WARREN - A smile breaks across Haylee Bartram's face as she realizes "Mrs. Doris" has arrived.
The 5-year-old knows what to expect from Doris Freeman - a whole new round of lesson plans and supplies designed to help Haylee, who attends preschool at Warren's Willard school, prepare for kindergarten.
"She gets excited to see her," said Loretta Bartram, Haylee's mom. "She knows she'll have books or something with her, fun stuff we can do together."
Preschooler Haylee Bartram, 5, center, receives help from her mom, Loretta Bartram, left, and parent partner Doris Freeman of Community Solutions. Freeman visits the family once a month through the Warren SPARK program to help prepare Haylee for kindergarten. Photo by Virginia Shank
Freeman is a parent partner who visits Haylee's home once a month as part of Warren SPARK program, or Supporting Partnerships to Assure Ready Kids. The early education home-based program helps preschoolers build their reading, language and social skills.
SPARK involves the parent and encourages them to be their child's learning advocate, program supervisor Kathy LaMarco said.
LaMarco works for Community Solutions Association, which manages the local program. She noted the program works to create a seamless transition into kindergarten.
According to Peter Leahy of the University of Akron, Institute of Bioscience and Social Research, Warren is one of the most successful SPARK programs in the state. Leahy, who conducts research on the impact the program has, recently presented his research findings to local Warren community leaders including city and school district officials. He reported he found that SPARK children improved 3.4 points on the KRA-L assessment compared to non-SPARK children in the same schools. KRA-L is the kindergarten Readiness Assessment test for literacy which measures literacy skills.
"An important part of the program is to engage parents, because research shows the more involved parents are in their children's education the better kids do," she said.
Community Solutions recently released its third year Warren SPARK results. Peter Leahy of the University of Akron, Institute of Bioscience and Social Research, presented his research for the local program. He said Warren is one of the most successful SPARK programs in the state.
SPARK Ohio began in Canton and has spread to nine other areas across the state. In 2008, The Raymond John Wean Foundation funded the local program through Community Solutions in partnership with the city school district.
The school district is responsible for the Responsive Services Team of professionals who focus on speech and behavioral issues for any children needing these additional services. There is no cost to any of the 70 families participating in the program. Youngsters living in the neighborhoods of Warren City schools Willard and Jefferson K-8 buildings are eligible.
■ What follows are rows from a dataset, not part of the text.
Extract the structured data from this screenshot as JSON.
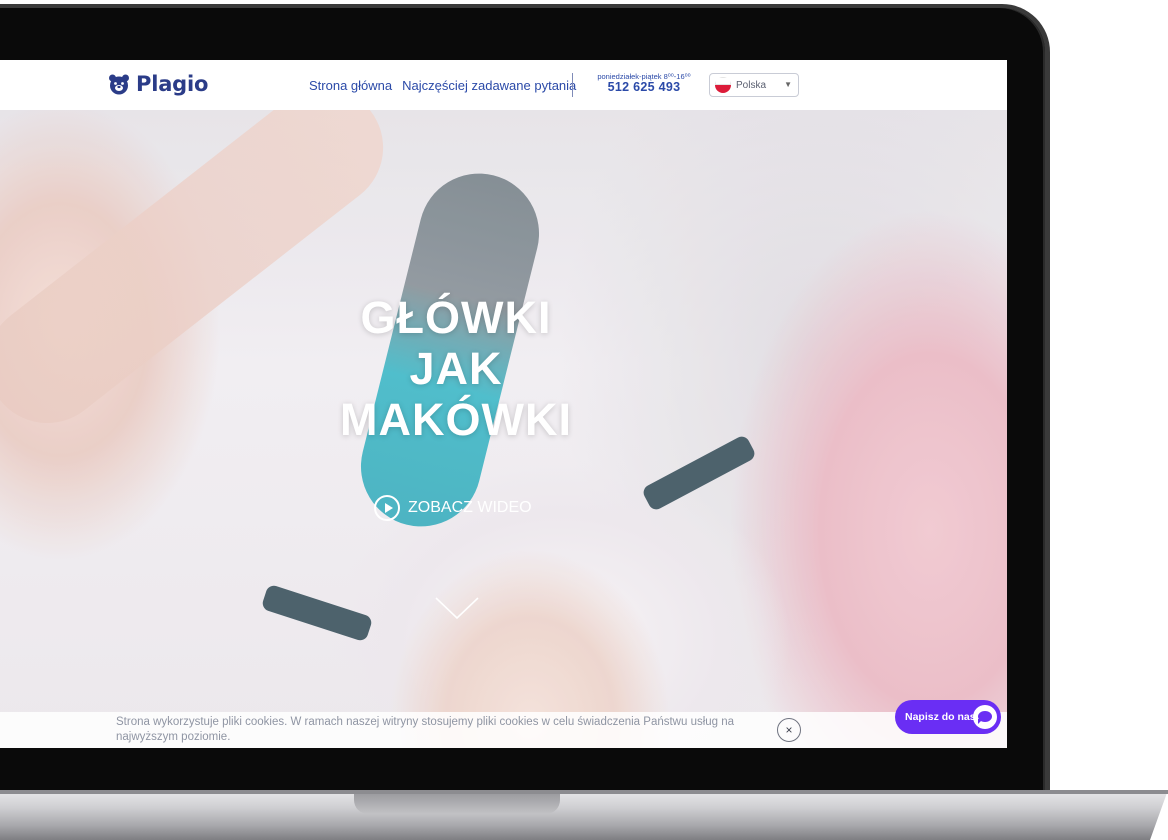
{
  "header": {
    "logo_text": "Plagio",
    "nav": {
      "home": "Strona główna",
      "faq": "Najczęściej zadawane pytania"
    },
    "contact": {
      "hours": "poniedziałek-piątek 8⁰⁰-16⁰⁰",
      "phone": "512 625 493"
    },
    "language": {
      "selected": "Polska",
      "icon": "poland-flag-icon"
    }
  },
  "hero": {
    "title_lines": [
      "GŁÓWKI",
      "JAK",
      "MAKÓWKI"
    ],
    "video_button": "ZOBACZ WIDEO",
    "scroll_icon": "chevron-down-icon"
  },
  "cookie_bar": {
    "text": "Strona wykorzystuje pliki cookies. W ramach naszej witryny stosujemy pliki cookies w celu świadczenia Państwu usług na najwyższym poziomie.",
    "close_label": "×"
  },
  "chat": {
    "label": "Napisz do nas",
    "icon": "chat-bubble-icon",
    "color": "#6a2ef4"
  },
  "colors": {
    "brand_blue": "#2b3c88",
    "nav_blue": "#2b4aa8",
    "chat_purple": "#6a2ef4"
  }
}
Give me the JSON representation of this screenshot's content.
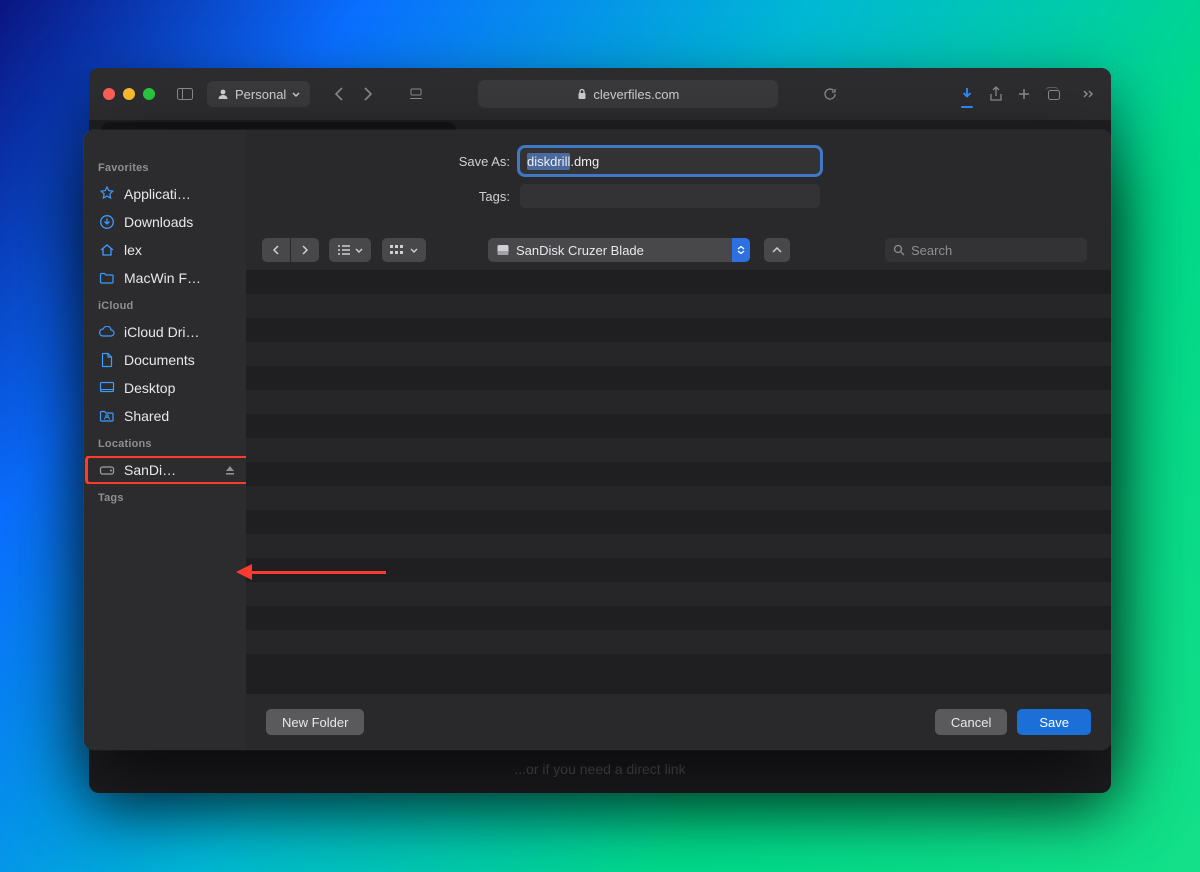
{
  "safari": {
    "profile_label": "Personal",
    "url_host": "cleverfiles.com",
    "bottom_hint": "...or if you need a direct link"
  },
  "dialog": {
    "save_as_label": "Save As:",
    "tags_label": "Tags:",
    "filename_base": "diskdrill",
    "filename_ext": ".dmg",
    "location_selected": "SanDisk Cruzer Blade",
    "search_placeholder": "Search",
    "new_folder_label": "New Folder",
    "cancel_label": "Cancel",
    "save_label": "Save"
  },
  "sidebar": {
    "sections": {
      "favorites": {
        "title": "Favorites",
        "items": [
          "Applicati…",
          "Downloads",
          "lex",
          "MacWin F…"
        ]
      },
      "icloud": {
        "title": "iCloud",
        "items": [
          "iCloud Dri…",
          "Documents",
          "Desktop",
          "Shared"
        ]
      },
      "locations": {
        "title": "Locations",
        "items": [
          "SanDi…"
        ]
      },
      "tags": {
        "title": "Tags"
      }
    }
  }
}
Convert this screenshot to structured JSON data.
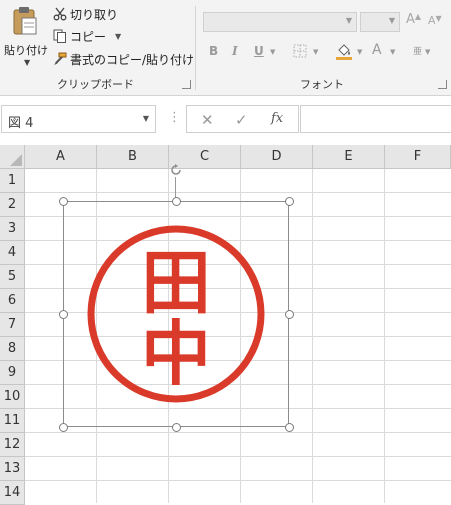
{
  "ribbon": {
    "clipboard": {
      "paste_label": "貼り付け",
      "cut_label": "切り取り",
      "copy_label": "コピー",
      "format_painter_label": "書式のコピー/貼り付け",
      "group_label": "クリップボード"
    },
    "font": {
      "group_label": "フォント",
      "bold": "B",
      "italic": "I",
      "underline": "U",
      "grow": "A",
      "shrink": "A",
      "font_color": "A",
      "phonetic": "亜"
    }
  },
  "formula_bar": {
    "name_box": "図 4",
    "fx": "fx",
    "formula": ""
  },
  "grid": {
    "columns": [
      "A",
      "B",
      "C",
      "D",
      "E",
      "F"
    ],
    "rows": [
      "1",
      "2",
      "3",
      "4",
      "5",
      "6",
      "7",
      "8",
      "9",
      "10",
      "11",
      "12",
      "13",
      "14"
    ]
  },
  "picture": {
    "stamp_text": "田中",
    "stamp_color": "#d93a2a"
  },
  "colors": {
    "accent_fill": "#e8a53a",
    "font_color_bar": "#e03c2c",
    "fill_color_bar": "#e8a53a"
  }
}
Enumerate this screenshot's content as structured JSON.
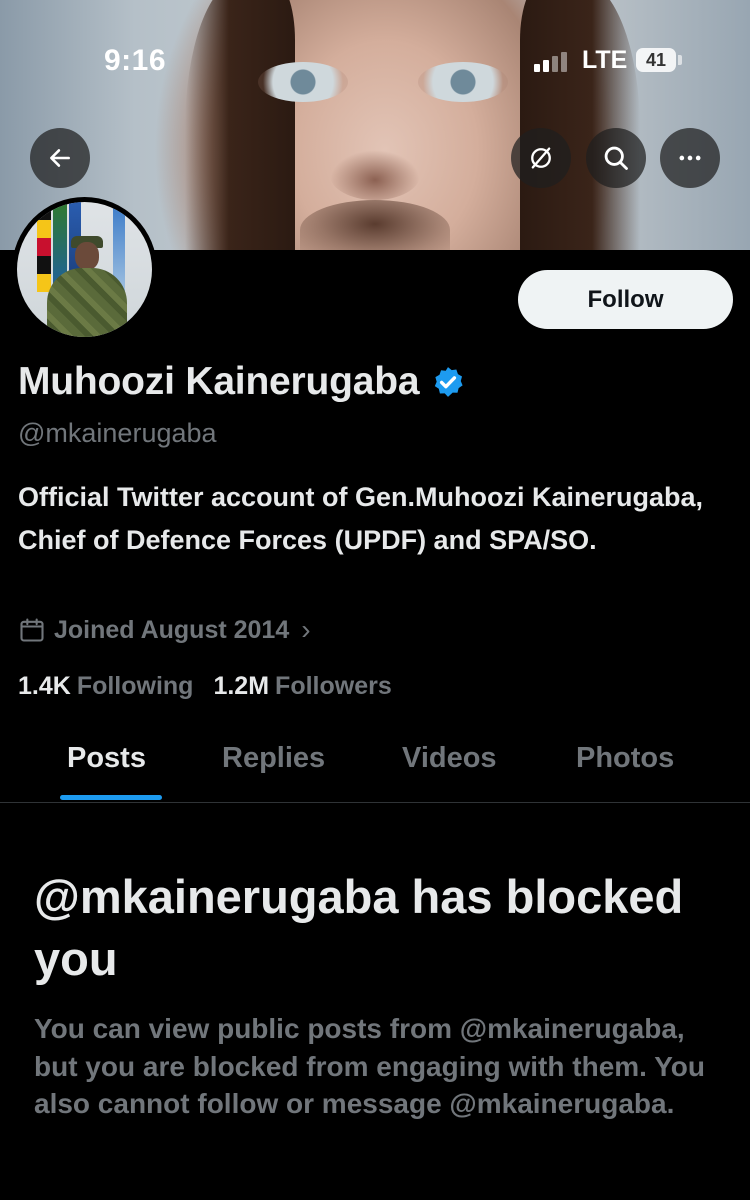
{
  "status_bar": {
    "time": "9:16",
    "network": "LTE",
    "battery": "41"
  },
  "header": {
    "banner_icon": "portrait-photo"
  },
  "profile": {
    "name": "Muhoozi Kainerugaba",
    "handle": "@mkainerugaba",
    "bio": "Official Twitter account of Gen.Muhoozi Kainerugaba, Chief of Defence Forces (UPDF) and SPA/SO.",
    "joined": "Joined August 2014",
    "following_count": "1.4K",
    "following_label": "Following",
    "followers_count": "1.2M",
    "followers_label": "Followers",
    "follow_button": "Follow",
    "verified_color": "#1d9bf0"
  },
  "tabs": [
    {
      "label": "Posts",
      "active": true
    },
    {
      "label": "Replies",
      "active": false
    },
    {
      "label": "Videos",
      "active": false
    },
    {
      "label": "Photos",
      "active": false
    }
  ],
  "blocked": {
    "title": "@mkainerugaba has blocked you",
    "message": "You can view public posts from @mkainerugaba, but you are blocked from engaging with them. You also cannot follow or message @mkainerugaba."
  },
  "colors": {
    "accent": "#1d9bf0",
    "background": "#000000",
    "muted_text": "#71767b"
  }
}
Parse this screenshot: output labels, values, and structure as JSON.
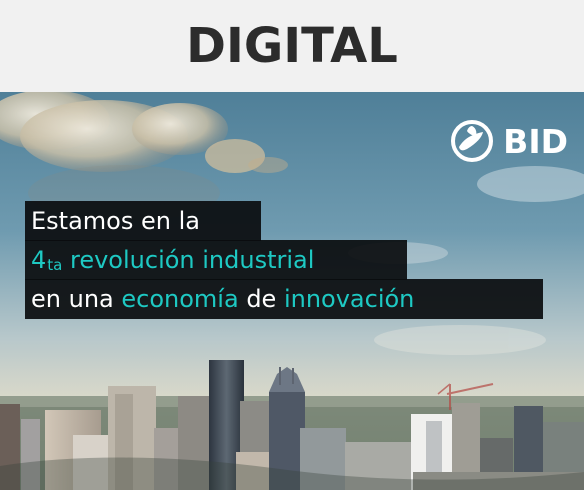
{
  "header": {
    "title": "DIGITAL"
  },
  "hero": {
    "logo_text": "BID",
    "message": {
      "line1": "Estamos en la",
      "line2_part1": "4",
      "line2_part2": "ta",
      "line2_part3": "revolución industrial",
      "line3_part1": "en una",
      "line3_part2": "economía",
      "line3_part3": "de",
      "line3_part4": "innovación"
    }
  },
  "colors": {
    "header_bg": "#f1f1f1",
    "header_text": "#2c2c2c",
    "overlay_bg": "#0a0c0e",
    "accent": "#1ec9c3",
    "overlay_text": "#ffffff"
  },
  "icons": {
    "logo": "globe-hand-icon"
  }
}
First Book of Trumbull County supports SPARK by providing a $1,200 grant that resulted in more than 600 books for the families. The Warren Trumbull Public Library maintains SPARK book bag lending kits that include books and activities for preschool children.
"The nice thing about this program is it provides parents with resources and supplies and gives them ideas they can use to help their children learn," remarked Freeman.
As parent partners, Freeman and Natalie Bolino visit the participating families on a regular basis to review materials with them and help them through the process. They also participate in one-on-one interaction with the children in their homes.
The parent partners leave the families with enough learning materials to get them through to the next visit including a new book, activity and art supplies to help promote an ongoing learning environment.
Haylee's older sister, Katelyn, 6, a kindergartner at Willard, also went through SPARK.
"Things are different from when we were in school," Chad Bartram, Haylee's dad, said. "This gives us as parents ideas and ways to work with the kids that really helps them. It gives you the materials and makes it a lot easier.
''You play games to learn and that makes it fun for the kids and keeps them engaged. It's not such a chore. It gives you as the parent a way to connect and really be involved, and that's a good thing for everyone, the parents, the kids, even the school."